I think Jim Huber was one of the first people to bring in one of the original Macintosh computers. He got it to work as a terminal on our VAX. Then a few people started experimenting with PCs and today we have a mix of PCs and Macintoshes. They are working better and better together as advances are made in operating systems and networking.
There was another set of [personal] computers before the IBM PC became so popular. Various computer manufacturers had taken a stab at creating small, personal, desktop units, including Digital that made a computer called The Professional. That was a single user system but it was based on the same operating system that we were running on the PDP 11s so that it was easy for us to move software back and forth from one to the other, including the word processor and spreadsheet program we used then.
Until we got to the VAX era, our PDP 11s were too small for certain jobs of sorting tens of thousands of records, so we would put data onto magnetic tape or onto computer disks and take them over to the CDC 6600. That was a batch processing system and we took decks of cards sometimes also. You could punch your program onto cards and they would be run through a reader, compiled, and then applied to your data and you could store data there for a fee.
We did that for a long time to supplement the capabilities of the PDP-11s. Some of the jobs that we were running otherwise would have run for days and there on the CDC machine they could run in a matter of hours. Today they run on your own desktop in a few minutes. A Britton-Lee relational database machine was acquired also.
A growing staff of computer programmers and analysts began in the early 1980s to establish “data dictionaries.” moving the data for the Minnesota Heart Survey and Minnesota Heart Health Project onto the database machine. They wrote software for data analysts to read data from those databases into the computers. A primary statistical tool at that time was the BMDP analysis package.
About 1985, with computing demand increasing, the first VAX computer, a model 8600 was purchased. This new, 32-bit virtual memory machine, removed most limitations on program size that were inherent in the PDP series. The new processor had sufficient capacity to run a relational database in software, allowing the retirement of the Britton-Lee machine. It also supported the SAS system which quickly supplanted the use of BMDP. The VMS operating system that ran on the 8600 has been updated frequently over the years. It is now supported on newer, high speed, 64-bit RISC processors.

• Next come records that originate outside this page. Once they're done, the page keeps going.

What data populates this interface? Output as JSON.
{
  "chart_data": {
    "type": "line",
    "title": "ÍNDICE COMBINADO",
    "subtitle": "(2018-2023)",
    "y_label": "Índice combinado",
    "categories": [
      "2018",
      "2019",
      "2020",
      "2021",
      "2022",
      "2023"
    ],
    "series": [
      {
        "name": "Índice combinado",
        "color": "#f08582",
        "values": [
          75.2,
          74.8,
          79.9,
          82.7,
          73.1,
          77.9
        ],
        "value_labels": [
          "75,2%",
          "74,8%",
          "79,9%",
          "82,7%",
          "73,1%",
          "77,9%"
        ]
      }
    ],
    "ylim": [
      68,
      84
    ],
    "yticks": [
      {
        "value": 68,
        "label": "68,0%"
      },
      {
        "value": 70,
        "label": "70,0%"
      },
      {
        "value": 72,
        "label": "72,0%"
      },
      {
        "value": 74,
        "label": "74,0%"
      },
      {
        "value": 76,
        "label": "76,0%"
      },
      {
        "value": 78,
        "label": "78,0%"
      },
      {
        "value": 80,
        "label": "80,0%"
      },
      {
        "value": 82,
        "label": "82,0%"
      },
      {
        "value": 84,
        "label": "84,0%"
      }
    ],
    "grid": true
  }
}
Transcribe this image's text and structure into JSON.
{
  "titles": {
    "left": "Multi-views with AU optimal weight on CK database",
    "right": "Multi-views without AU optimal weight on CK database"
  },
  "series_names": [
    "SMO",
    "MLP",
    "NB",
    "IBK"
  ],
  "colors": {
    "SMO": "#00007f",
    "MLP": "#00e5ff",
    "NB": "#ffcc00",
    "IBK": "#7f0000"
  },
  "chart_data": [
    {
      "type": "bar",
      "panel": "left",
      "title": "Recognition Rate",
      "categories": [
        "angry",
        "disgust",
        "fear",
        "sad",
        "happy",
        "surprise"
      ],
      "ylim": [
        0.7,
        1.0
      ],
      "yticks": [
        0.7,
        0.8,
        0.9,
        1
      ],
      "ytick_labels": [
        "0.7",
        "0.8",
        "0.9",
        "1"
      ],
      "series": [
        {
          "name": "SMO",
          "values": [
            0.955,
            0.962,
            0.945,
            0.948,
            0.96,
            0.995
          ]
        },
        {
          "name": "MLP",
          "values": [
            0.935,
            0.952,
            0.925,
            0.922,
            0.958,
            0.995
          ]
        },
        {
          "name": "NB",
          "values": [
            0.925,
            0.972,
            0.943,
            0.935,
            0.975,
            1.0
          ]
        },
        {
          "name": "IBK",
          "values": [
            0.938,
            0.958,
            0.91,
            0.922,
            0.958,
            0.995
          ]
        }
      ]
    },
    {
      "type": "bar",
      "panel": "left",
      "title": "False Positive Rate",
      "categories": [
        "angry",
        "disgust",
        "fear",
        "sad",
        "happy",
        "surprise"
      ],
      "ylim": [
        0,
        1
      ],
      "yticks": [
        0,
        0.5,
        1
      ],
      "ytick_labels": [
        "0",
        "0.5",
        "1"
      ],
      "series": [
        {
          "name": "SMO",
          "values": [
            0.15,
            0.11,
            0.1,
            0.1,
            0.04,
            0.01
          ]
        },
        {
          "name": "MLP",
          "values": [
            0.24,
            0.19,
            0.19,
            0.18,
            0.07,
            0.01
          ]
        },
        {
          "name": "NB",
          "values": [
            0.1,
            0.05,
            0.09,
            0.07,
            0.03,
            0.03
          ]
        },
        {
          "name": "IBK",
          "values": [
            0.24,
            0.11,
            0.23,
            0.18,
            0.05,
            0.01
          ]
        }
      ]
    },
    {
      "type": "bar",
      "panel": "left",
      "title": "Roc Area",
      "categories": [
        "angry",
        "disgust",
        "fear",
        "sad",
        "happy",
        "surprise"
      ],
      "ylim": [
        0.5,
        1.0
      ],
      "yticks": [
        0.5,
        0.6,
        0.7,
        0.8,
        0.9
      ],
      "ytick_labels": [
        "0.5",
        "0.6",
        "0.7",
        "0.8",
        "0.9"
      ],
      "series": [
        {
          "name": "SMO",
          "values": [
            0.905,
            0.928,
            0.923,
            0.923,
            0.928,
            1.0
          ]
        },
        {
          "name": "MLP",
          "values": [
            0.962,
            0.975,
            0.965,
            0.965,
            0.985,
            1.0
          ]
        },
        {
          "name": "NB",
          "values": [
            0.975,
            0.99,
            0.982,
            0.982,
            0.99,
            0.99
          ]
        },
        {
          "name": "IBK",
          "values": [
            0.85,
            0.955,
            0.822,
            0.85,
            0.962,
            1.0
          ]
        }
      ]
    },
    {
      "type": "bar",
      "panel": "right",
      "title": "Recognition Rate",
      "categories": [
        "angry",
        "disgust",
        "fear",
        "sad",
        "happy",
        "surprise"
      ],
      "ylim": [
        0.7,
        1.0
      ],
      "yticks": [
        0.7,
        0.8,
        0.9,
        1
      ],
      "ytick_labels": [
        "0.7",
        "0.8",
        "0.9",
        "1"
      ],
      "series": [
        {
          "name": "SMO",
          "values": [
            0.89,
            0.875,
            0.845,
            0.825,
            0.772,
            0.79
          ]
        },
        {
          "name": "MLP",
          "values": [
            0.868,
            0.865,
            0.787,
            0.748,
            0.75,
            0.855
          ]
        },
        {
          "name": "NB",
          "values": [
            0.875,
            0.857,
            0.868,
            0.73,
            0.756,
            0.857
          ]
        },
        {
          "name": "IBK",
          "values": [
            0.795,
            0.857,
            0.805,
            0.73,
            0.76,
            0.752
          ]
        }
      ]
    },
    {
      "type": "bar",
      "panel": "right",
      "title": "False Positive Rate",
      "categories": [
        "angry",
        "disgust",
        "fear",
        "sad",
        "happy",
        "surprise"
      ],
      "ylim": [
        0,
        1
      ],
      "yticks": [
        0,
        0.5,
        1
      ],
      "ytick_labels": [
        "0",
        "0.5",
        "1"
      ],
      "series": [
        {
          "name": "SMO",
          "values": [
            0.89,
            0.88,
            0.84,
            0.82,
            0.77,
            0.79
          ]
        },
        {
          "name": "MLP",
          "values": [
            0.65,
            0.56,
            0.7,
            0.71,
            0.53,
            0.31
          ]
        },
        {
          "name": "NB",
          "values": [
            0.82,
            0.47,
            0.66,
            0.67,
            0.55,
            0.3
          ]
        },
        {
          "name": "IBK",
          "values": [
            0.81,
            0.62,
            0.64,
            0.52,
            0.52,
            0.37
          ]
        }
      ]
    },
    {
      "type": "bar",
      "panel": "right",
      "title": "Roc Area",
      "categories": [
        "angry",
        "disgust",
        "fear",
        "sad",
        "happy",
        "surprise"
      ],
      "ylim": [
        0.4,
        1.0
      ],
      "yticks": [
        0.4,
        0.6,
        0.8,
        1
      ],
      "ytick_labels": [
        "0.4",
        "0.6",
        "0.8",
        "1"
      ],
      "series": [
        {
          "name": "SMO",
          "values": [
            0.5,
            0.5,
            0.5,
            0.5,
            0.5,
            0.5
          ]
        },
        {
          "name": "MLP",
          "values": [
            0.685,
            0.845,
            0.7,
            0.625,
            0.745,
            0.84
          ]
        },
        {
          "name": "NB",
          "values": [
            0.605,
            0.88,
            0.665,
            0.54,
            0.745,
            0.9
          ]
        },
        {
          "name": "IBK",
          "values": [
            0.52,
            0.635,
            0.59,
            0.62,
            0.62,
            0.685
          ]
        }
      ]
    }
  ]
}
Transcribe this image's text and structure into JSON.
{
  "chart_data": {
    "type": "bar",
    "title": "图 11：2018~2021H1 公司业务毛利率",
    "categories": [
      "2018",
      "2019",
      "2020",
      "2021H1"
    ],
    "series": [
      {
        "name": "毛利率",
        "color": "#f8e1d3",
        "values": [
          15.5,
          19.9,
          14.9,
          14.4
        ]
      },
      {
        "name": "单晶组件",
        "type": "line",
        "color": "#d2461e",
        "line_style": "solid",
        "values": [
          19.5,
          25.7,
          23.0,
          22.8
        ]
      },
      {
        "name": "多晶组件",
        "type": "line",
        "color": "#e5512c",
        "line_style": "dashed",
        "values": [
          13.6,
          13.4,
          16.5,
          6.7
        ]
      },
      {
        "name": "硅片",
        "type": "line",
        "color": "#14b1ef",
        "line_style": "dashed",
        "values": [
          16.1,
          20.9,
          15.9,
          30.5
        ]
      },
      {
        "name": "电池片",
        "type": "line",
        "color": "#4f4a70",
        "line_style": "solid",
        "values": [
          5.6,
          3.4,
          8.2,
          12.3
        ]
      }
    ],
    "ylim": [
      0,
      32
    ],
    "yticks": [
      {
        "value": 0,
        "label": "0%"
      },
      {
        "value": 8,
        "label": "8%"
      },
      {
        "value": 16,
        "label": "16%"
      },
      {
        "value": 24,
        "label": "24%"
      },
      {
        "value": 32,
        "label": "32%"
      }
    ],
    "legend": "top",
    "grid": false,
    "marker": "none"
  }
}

While the longevity of VMS has meant less retraining of programmers and other staff, today most users in the Division use personal computers for the bulk of their work. The VMS systems are service providers, or servers, to the desktop systems, providing data storage, database capabilities, e-mail service, etc. to the end users. (John Vilandre)
[ed. We in Minnesota are an increasingly big, happy, computer-capable, but demanding family of faculty and staff, incessantly requiring servers and services for both PCs and MACS. But I know of no academic center with a greater level of direct and intimate support services for computation and communication.]
John Villander, in an interview by Henry Blackburn. September 2005. History of Cardiovascular Epidemiology Collection, University of Minnesota.